Le Regroupement inter-organismes
pour une politique familiale au Québec
 

Pensons famille     

Volume 4, numéro 28, décembre 1992

Éditorial

Richard Sarrasin, t.s.
Vice-président secrétaire

Penser famille plus que jamais en 1993!
Un souhait utopique peut-être, mais un souhait qui s'impose.

Au début de décembre dernier, une étude du Conseil national du bien-être social révèlait que le taux de pauvreté chez les familles du Québec s'élève à 14.5% de la population famille. En fait, c'est au Québec d'après cette étude, que l'on retrouve la plus haute proportion de la population vivant sous le seuil de la pauvreté (soit 18% de l'ensemble). Que nos dirigeants québécois s'insurgent sur le chiffre de 14.5% pour le ramener, selon eux, à 11.2%, il n'est pas dans notre intention de prendre parti pour l'une ou pour l'autre donnée et d'oublier ainsi, le terrible constat de pauvreté où plus de 10% des familles québécoises sont au prise avec la misère.

La situation familiale au Québec est des plus critique ... cependant pas à cause de la famille elle-même, mais à cause de la situation économique qui contribue aux facteurs de déséquilibre, de frustration, d'anxiété. Autant de moments durs, néfastes à l'entente familiale.

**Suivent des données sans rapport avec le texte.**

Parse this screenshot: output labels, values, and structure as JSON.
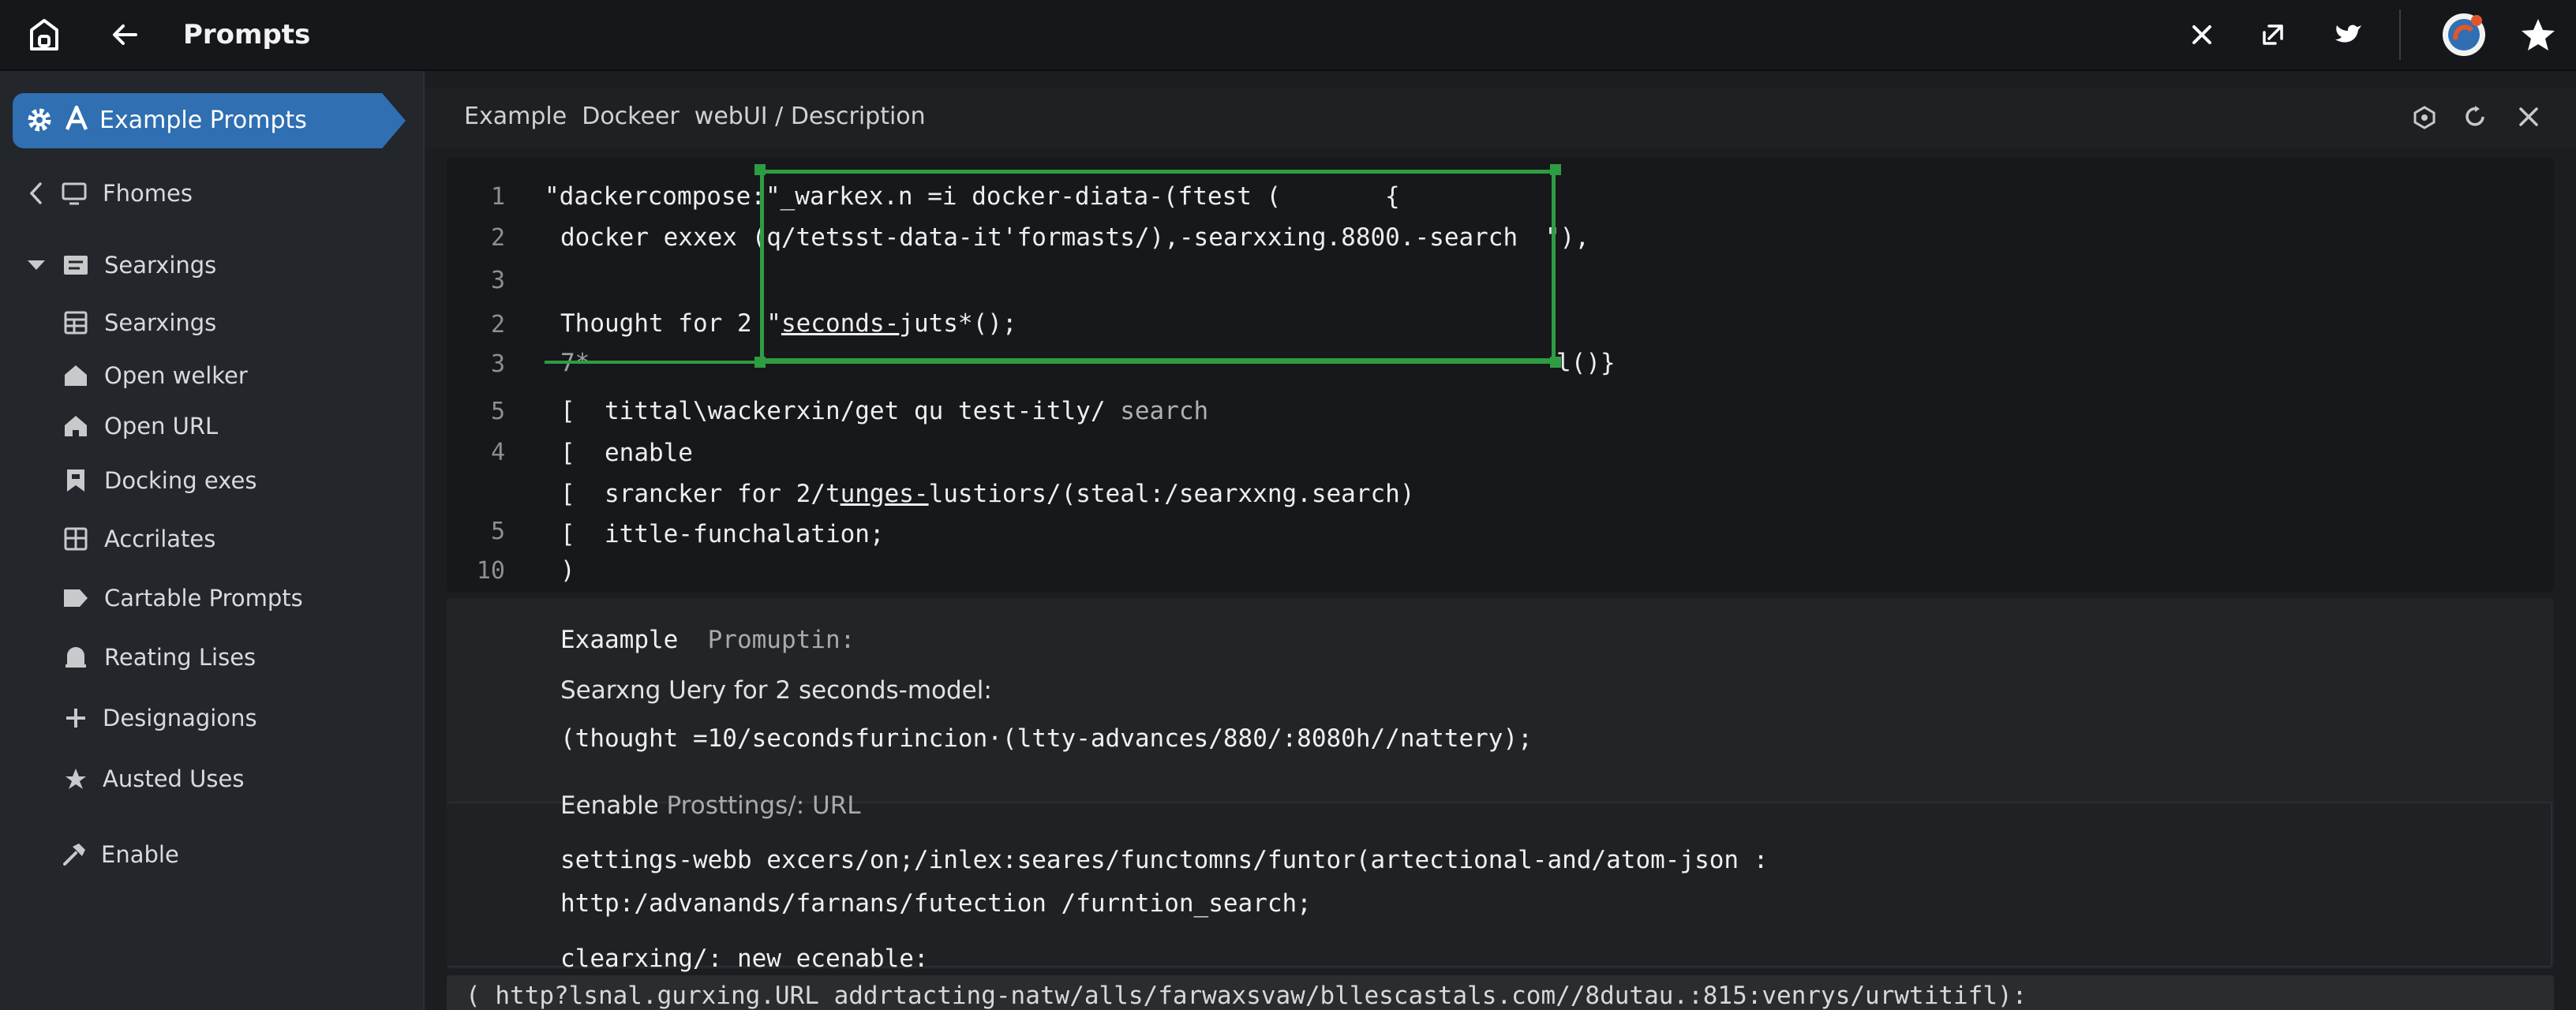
{
  "topbar": {
    "title": "Prompts"
  },
  "sidebar": {
    "active": "Example Prompts",
    "items": [
      {
        "label": "Fhomes",
        "icon": "monitor-icon"
      },
      {
        "label": "Searxings",
        "icon": "list-icon"
      },
      {
        "label": "Searxings",
        "icon": "grid-icon"
      },
      {
        "label": "Open welker",
        "icon": "home-icon"
      },
      {
        "label": "Open URL",
        "icon": "home-icon"
      },
      {
        "label": "Docking exes",
        "icon": "bookmark-icon"
      },
      {
        "label": "Accrilates",
        "icon": "grid-icon"
      },
      {
        "label": "Cartable Prompts",
        "icon": "tag-icon"
      },
      {
        "label": "Reating Lises",
        "icon": "bell-icon"
      },
      {
        "label": "Designagions",
        "icon": "plus-icon"
      },
      {
        "label": "Austed Uses",
        "icon": "pin-icon"
      },
      {
        "label": "Enable",
        "icon": "hammer-icon"
      }
    ]
  },
  "breadcrumb": "Example  Dockeer  webUI / Description",
  "editor": {
    "line_numbers": [
      "1",
      "2",
      "3",
      "4",
      "5",
      "4",
      "5",
      "10"
    ],
    "l1a": "\"dackercompose:\"_warkex.n =i docker-diata-(ftest (",
    "l1b": "{",
    "l2": "docker exxex (q/tetsst-data-it'formasts/),-searxxing.8800.-search",
    "l2b": "\"),",
    "l3a": "Thought for 2 \"",
    "l3u": "seconds-",
    "l3b": "juts*();",
    "l4a": "7*",
    "l4b": "l()}",
    "l5a": "[  tittal\\wackerxin/get qu test-itly/",
    "l5b": " search",
    "l6": "[  enable",
    "l7a": "[  srancker for 2/t",
    "l7u": "unges-",
    "l7b": "lustiors/(steal:/searxxng.search)",
    "l8": "[  ittle-funchalation;",
    "l9": ")"
  },
  "panel": {
    "example_label": "Exaample",
    "example_sub": "Promuptin:",
    "line1": "Searxng Uery for 2 seconds-model:",
    "line2": "(thought =10/secondsfurincion·(ltty-advances/880/:8080h//nattery);",
    "enable_label": "Eenable",
    "enable_sub": "Prosttings/: URL",
    "line3": "settings-webb excers/on;/inlex:seares/functomns/funtor(artectional-and/atom-json :",
    "line4": "http:/advanands/farnans/futection /furntion_search;",
    "line5": "clearxing/: new ecenable:"
  },
  "bottom": "( http?lsnal.gurxing.URL addrtacting-natw/alls/farwaxsvaw/bllescastals.com//8dutau.:815:venrys/urwtitifl):",
  "colors": {
    "accent": "#2f6fb2",
    "selection": "#2e9c43",
    "avatar": "#e2572a"
  }
}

Est-il utopique d'envisager avec espoir, un lendemain propice à l'épanouissement de la famille ? Malgré le contexte tragique, particulièrement la stagnation de la situation des sans-emplois, il nous semble,dans un esprit quelque peu euphorique, pouvoir déceler quelques signes d'optimisme à l'horizon. Ainsi, la volonté gouvernementale qué-bécoise de vouloir doter le Québec d'une véritable politique familiale par l'adoption consécutive de deux plans d'action en matière de politique familiale, ceux de septembre 89 et d'avril 92, est l'un de ces signes. Aux tentatives de l'État québécois de désirer positionner avantageuse-ment "la famille en tête", viennent s'ajouter les efforts constants des organismes communautaires familiaux. Citons à ce sujet : les quel-ques 30 ans de combat pour la famille de la Fédération des unions de familles, des 20 ans de la Confédération des organismes familiaux du Québec, des 15 ans de la Fédération des associations de familles monoparentales du Québec et enfin les 10 ans de notre Regroupement. Combien d'autres organismes familiaux faudrait-il ajouter à cette liste et dont l'action est reconnue par l'État, comme le témoigne d'ailleurs le 2e plan d'action (voir page 39 du 2e plan).

Ces quelques lueurs d'espoir pour un lendemain plus propice à l'épanouissement de la famille, trouvent leurs raisons d'être dans la force que représentent les familles elles-mêmes. À cet effet soulignions un article de presse intitulé : "Nouvelles familles, pires parents?", article commis par Laurent Laplante qui traite entre autres, de la magistrale étude conduite (par le ministère de l'Éducation et le Centre de recherche de l'Université Laval) auprès de 5,500 jeunes du secondaire. Dans le même article, monsieur Laplante signale ces conclusions de l'étude : que les parents, de l'avis même des jeunes, sont physiquement présents auprès d'eux aussi bien en soirée qu'au cours des fins de semaine, ouverts à leurs doléances, capables de dialogues et soucieux d'encourager. Sur ces thèmes, les jeunes présentent des réponses réconfortantes dans plus de 80 ou 90% des cas.

(Le Soleil, 9 octobre 1992)

Voilà donc pour nous quelques raisons d'être, malgré tout, optimistes, et celà, un an avant l'Année internationale de la famille 1994.